The city centres of Edinburgh, York and Leeds are quite different places to the high streets of town and village centres thus different remedies are needed. Our local village where I shop everyday is desperately short of parking and thus UKIP councillors should be fighting tooth and nail with retailers to provide more parking and challenge any development that takes away current parking facilities. In some cases a by-pass will reviatlise traffic congested villages and towns making shopping easier and more pleasant. Young people are not as price sensitive as their parents nor do they engage in the weekly shop at the supermarket to the same extent and so this should help the high street. One thing they do demand though is parking and ease of purchase.
I am sure that we can all agree that it is unacceptable that mega on-line retailers deomicled for tax purposes off-shore must be made to pay their fair share of corporation tax. The companies act lawfully – it is the spineless government that is reluctatant to take action.
The revival of the high is doable but business people should not expect subsidies – all a government can do is help level the playing field somewhat but the initiative must come from the business communities themselves.
A way to deal with this would be a compulsory ‘Amazon Tax’ . Just 5% on TURNOVER. ( On every single item or service ) This would net the revenue £440,000,000. No dodging as its not based on profit. In other words a £10 book would net 50p.

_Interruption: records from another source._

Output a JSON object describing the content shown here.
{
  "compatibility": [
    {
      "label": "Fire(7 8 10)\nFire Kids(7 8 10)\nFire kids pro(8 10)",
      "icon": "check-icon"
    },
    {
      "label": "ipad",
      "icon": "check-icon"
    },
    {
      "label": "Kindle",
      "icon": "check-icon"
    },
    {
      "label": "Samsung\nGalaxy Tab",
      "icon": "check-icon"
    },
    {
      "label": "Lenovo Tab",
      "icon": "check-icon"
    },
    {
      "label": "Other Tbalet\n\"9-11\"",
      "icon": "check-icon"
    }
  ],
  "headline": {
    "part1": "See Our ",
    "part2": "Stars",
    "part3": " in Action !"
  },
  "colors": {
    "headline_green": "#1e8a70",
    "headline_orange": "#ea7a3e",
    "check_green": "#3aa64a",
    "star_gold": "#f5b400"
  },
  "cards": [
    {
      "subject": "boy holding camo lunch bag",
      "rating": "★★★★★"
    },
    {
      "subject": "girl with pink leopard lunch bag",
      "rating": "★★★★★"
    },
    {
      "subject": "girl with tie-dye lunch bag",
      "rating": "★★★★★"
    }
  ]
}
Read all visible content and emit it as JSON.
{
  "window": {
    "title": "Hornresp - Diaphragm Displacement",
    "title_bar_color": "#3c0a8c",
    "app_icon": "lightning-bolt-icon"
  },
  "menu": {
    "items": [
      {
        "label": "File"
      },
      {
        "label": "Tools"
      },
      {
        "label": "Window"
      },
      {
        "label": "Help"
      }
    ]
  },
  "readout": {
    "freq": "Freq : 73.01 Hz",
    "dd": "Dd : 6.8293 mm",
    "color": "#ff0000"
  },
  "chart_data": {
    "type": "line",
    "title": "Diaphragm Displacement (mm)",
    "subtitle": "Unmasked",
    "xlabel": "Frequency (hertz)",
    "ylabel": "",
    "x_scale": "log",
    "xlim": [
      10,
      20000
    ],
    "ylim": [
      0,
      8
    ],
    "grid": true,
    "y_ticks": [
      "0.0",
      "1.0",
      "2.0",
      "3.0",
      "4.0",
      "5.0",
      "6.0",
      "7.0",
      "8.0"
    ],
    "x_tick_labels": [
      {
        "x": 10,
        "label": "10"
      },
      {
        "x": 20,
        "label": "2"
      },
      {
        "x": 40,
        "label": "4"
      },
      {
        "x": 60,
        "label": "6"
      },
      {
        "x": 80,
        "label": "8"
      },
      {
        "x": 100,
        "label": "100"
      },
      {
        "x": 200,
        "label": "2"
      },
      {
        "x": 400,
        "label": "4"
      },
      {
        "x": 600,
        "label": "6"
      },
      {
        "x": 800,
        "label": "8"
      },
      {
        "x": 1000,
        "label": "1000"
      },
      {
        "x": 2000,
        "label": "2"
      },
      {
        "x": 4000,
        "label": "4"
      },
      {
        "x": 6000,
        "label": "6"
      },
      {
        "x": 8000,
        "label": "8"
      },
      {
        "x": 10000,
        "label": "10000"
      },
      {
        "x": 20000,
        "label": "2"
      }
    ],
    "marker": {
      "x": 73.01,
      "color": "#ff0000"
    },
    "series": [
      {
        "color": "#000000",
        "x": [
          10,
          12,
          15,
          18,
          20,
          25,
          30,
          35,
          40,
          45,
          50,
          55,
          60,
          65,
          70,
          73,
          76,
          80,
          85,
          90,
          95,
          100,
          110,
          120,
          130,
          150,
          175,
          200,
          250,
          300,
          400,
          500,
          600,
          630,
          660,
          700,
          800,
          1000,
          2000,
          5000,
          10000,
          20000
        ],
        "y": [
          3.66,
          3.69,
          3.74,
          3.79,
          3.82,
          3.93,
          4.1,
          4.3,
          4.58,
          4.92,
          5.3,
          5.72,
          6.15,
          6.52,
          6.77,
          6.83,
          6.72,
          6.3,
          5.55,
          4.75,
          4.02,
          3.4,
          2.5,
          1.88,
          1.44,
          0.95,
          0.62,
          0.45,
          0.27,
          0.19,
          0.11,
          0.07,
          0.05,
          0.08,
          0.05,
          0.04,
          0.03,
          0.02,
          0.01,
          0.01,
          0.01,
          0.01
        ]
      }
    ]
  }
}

That half a billion to be used in say 20 ‘critical towns’ to subsidise regeneration projects jointly with the private sector but only for SMALL businesses.
Let’s say I want to rent a shop, say for selling flowers and my business rates were £10000, This could be halved or even waived depending on what I as a business could bring to the actual town in terms of employment / apprenticeships etc. The councils could then hire street cleaners / waive parking in those enterprise zones and aid regeneration.
The money DOES NOT go towards central government or to local authorities to spend on ‘hanging basket diversity co-ordination officers’ or any other such tripe
All very good ideas, but they will never ever come to fruition as UKIP will never win enough seats locally or nationally to get this off the ground, being only 5% in the opinion polls. Even more so with all the constant talk of TR and Islamification etc.
Unfortunately Islamification is a huge issue and will only get bigger it cannot be ignored.
First BREXIT
Second BREXIT
Third BREXIT
. . . .
929 th . . . . shops; islamb et al
That 50p may be the reason they sell it in the first place.
Yes , there are vestigial signs that our Civil Service has noticed and is cunningly starting to realise that the EU is the problem And are making moves towards removing. a law or two. This is strange considering Hammond. It is probable that he doesn’t notice.
Hammond chooses not to notice quite a few things which might be of benefit to us, being independent and outside the European Union. Talk about selective hearing, it is also a case of selective sight, sense and intelligence.